What Is the Average Walking Speed and Can You Improve It for Better Health?
Form… duration… intensity — we dissect every aspect of the workouts we spend doing three to six hours a week. Yet we don’t dedicate nearly as much scrutiny to the moving we do the rest of the time — i.e., walking. For starters, if the average walking speed for healthy adults is roughly 3 mph, could you improve its benefits by a third simply by walking 4 mph?
Whether you’re looking to burn calories, improve flexibility, or you’re just curious about how your average walking speed stacks up to the typical human, here are some insights on how quickly people walk, and what that means for health.
If walking is your main form of exercise, get ready for that grind with Openfit Fuel!
What’s the Average Walking Speed for Men and Women?
Surprisingly, people appear to walk slightly faster in their 40s than they do in their 20s and 30s. According to a cross-sectional study published in 2011, adults in the 40–49 age range walk an average of 3.11 to 3.2 mph as opposed to 3.0 to 3.04 mph for those in their 20s and 3.0 to 3.2 for those in their 30s.
And while it might be reasonable to assume men walk considerably faster than women on average, it isn’t necessarily so. Men and women walk at comparable speeds in their 20s, 30s, and 40s, with men averaging only slightly faster speeds during those decades (within 0.2 mph.)
In their 50s, 60s, and beyond, both men and women start to slow down. The gap between men and women widens until their 80s, when it narrows again. The following chart shows the differences in average walking speeds for men and women through the decades. But while the brisk pace of a 40-something doesn’t last forever, the slowdown isn’t as drastic a difference as you may think: Even 70-somethings truck along at more than 2.5 mph.
Brisk vs. Slow Walking for Health and Weight Loss
But while it may be gratifying to clock your speed and find that you’re trucking along faster than average, there’s no one-size-fits-all benchmark for walking speed. “It’s very much dependent on age, heart rate, and level of fitness,” explains Dr. Bianca Beldini, DPT and co-founder of Sundala Wellness in New York City.
“Technically, if one walks to lose fat, they would be in heart rate zones 1 and 2,” she says, which is 50 to 70 percent of max heart rate. “The Karvonen formula (220 – age = max heart rate) is a common, easy way to determine heart rate zones, and the fat-burning zone is considered 60 to 70 percent of max heart rate.”
(It’s important to note that, while it’s called the “fat-burning zone,” it’s not actually the ideal zone for losing fat; rather it’s the zone in which fat is most used as an energy source during exercise. So while you might see results from walking initially, you’ll need to quickly increase the intensity of your workouts to continue losing fat and improving your fitness.)
Using the Karvonen formula, says Beldini, a 30-year-old’s max heart rate is 190 beats per minute (bpm). So he or she would want to stay between 114 and 133 bpm (60 to 70 percent) in order to build an aerobic base, improve cardiovascular function, and burn fat. A 55-year-old’s ideal zone, on the other hand, would fall somewhere between 99 and 116 bpm.
That’s not to say that slightly slower speeds are a waste of your time. Aerobic conditioning is important for cardiac function, circulation, and lymphatic movement. And you can still build an aerobic base between zone 1 and low zone 3, which is a bit slower than your “optimal” walking speed for weight loss and fat burning.
For a more accurate measurement of your ideal zone, Beldini suggests wearing a heart rate monitor or a watch-based heart rate tracker to chart bpm, rather than relying on your treadmill’s readout.
How Far Do Most People Walk in a Lifetime?

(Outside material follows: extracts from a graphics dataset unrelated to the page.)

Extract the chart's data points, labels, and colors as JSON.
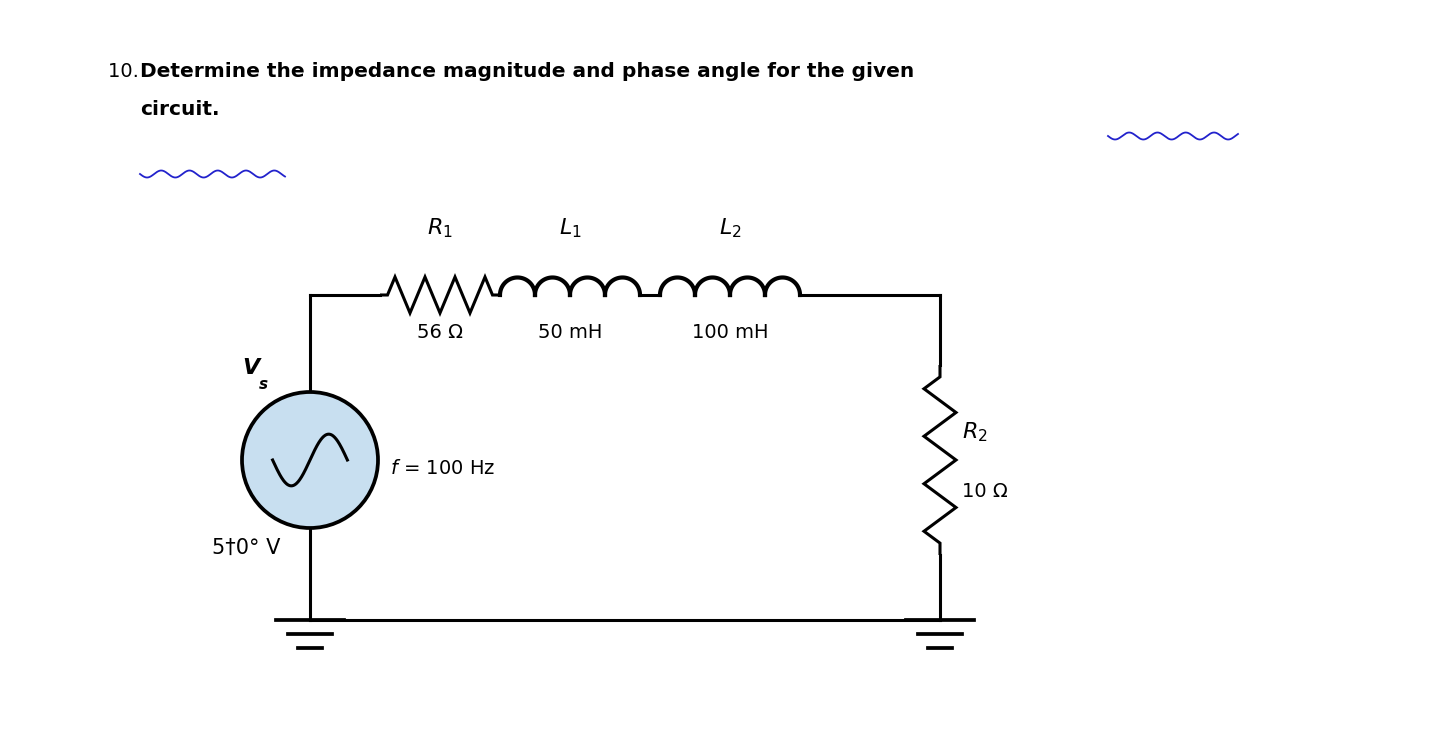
{
  "title_num": "10. ",
  "title_text": "Determine the impedance magnitude and phase angle for the given",
  "title_line2": "circuit.",
  "bg_color": "#ffffff",
  "R1_label": "$R_1$",
  "L1_label": "$L_1$",
  "L2_label": "$L_2$",
  "R2_label": "$R_2$",
  "R1_value": "56 Ω",
  "L1_value": "50 mH",
  "L2_value": "100 mH",
  "R2_value": "10 Ω",
  "Vs_label_main": "V",
  "Vs_label_sub": "s",
  "source_label": "5†0° V",
  "freq_label": "$f$ = 100 Hz",
  "underline_color": "#2222cc",
  "circle_fill": "#c8dff0",
  "lw": 2.2
}
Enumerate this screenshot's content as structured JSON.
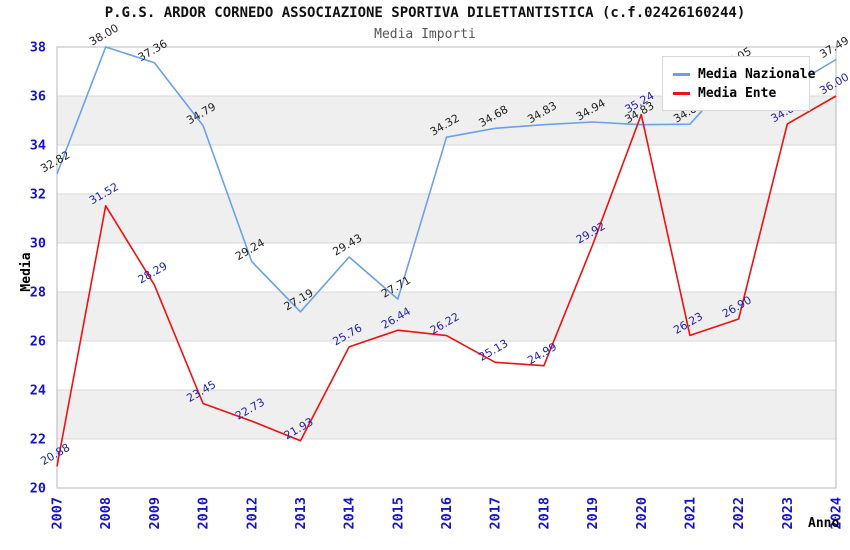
{
  "header": {
    "title": "P.G.S. ARDOR CORNEDO ASSOCIAZIONE SPORTIVA DILETTANTISTICA (c.f.02426160244)",
    "subtitle": "Media Importi"
  },
  "legend": {
    "position": "top-right",
    "items": [
      {
        "label": "Media Nazionale",
        "color": "#6CA0E8"
      },
      {
        "label": "Media Ente",
        "color": "#EE1111"
      }
    ]
  },
  "colors": {
    "tick_label": "#1414CC",
    "axis_title": "#000000",
    "band_gray": "#EFEFEF",
    "gridline": "#DADADA",
    "plot_border": "#B8B8B8",
    "nazionale_line": "#6CA0E8",
    "ente_line": "#EE1111",
    "nazionale_point_label": "#222222",
    "ente_point_label": "#2222AA"
  },
  "chart_data": {
    "type": "line",
    "title": "P.G.S. ARDOR CORNEDO ASSOCIAZIONE SPORTIVA DILETTANTISTICA (c.f.02426160244)",
    "subtitle": "Media Importi",
    "xlabel": "Anno",
    "ylabel": "Media",
    "ylim": [
      20,
      38
    ],
    "ytick_step": 2,
    "y_tick_labels": [
      "20",
      "22",
      "24",
      "26",
      "28",
      "30",
      "32",
      "34",
      "36",
      "38"
    ],
    "categories": [
      "2007",
      "2008",
      "2009",
      "2010",
      "2012",
      "2013",
      "2014",
      "2015",
      "2016",
      "2017",
      "2018",
      "2019",
      "2020",
      "2021",
      "2022",
      "2023",
      "2024"
    ],
    "grid": "alternating-horizontal-bands",
    "legend_position": "top-right",
    "series": [
      {
        "name": "Media Nazionale",
        "color": "#6CA0E8",
        "label_color": "#222222",
        "values": [
          32.82,
          38.0,
          37.36,
          34.79,
          29.24,
          27.19,
          29.43,
          27.71,
          34.32,
          34.68,
          34.83,
          34.94,
          34.83,
          34.85,
          37.05,
          36.3,
          37.49
        ],
        "point_labels": [
          "32.82",
          "38.00",
          "37.36",
          "34.79",
          "29.24",
          "27.19",
          "29.43",
          "27.71",
          "34.32",
          "34.68",
          "34.83",
          "34.94",
          "34.83",
          "34.85",
          "37.05",
          null,
          "37.49"
        ]
      },
      {
        "name": "Media Ente",
        "color": "#EE1111",
        "label_color": "#2222AA",
        "values": [
          20.88,
          31.52,
          28.29,
          23.45,
          22.73,
          21.93,
          25.76,
          26.44,
          26.22,
          25.13,
          24.99,
          29.92,
          35.24,
          26.23,
          26.9,
          34.86,
          36.0
        ],
        "point_labels": [
          "20.88",
          "31.52",
          "28.29",
          "23.45",
          "22.73",
          "21.93",
          "25.76",
          "26.44",
          "26.22",
          "25.13",
          "24.99",
          "29.92",
          "35.24",
          "26.23",
          "26.90",
          "34.86",
          "36.00"
        ]
      }
    ]
  }
}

A recent study in the journal Nature found that Americans walk an average of 5,000 steps a day. Theoretically, if you took 5,000 steps every day throughout your entire life and lived until age 80, you’d walk nearly 146,000,000 steps in your lifetime. However, infants don’t come out of the womb walking, and humans typically walk less toward the end of their lives, so it’s likely that number is significantly lower for most of us.
What’s clear, though, is that we should be walking nearly double that amount. According to an international group of researchers, 10,000 steps per day, or about 5 miles, is a “reasonable target for healthy adults” — and most of us aren’t hitting it. So whether your motivation is weight loss, enjoying time in nature, staying limber, increasing energy, or just good ole bragging rights, the mandate is clear: walk more, however quickly you happen to do it.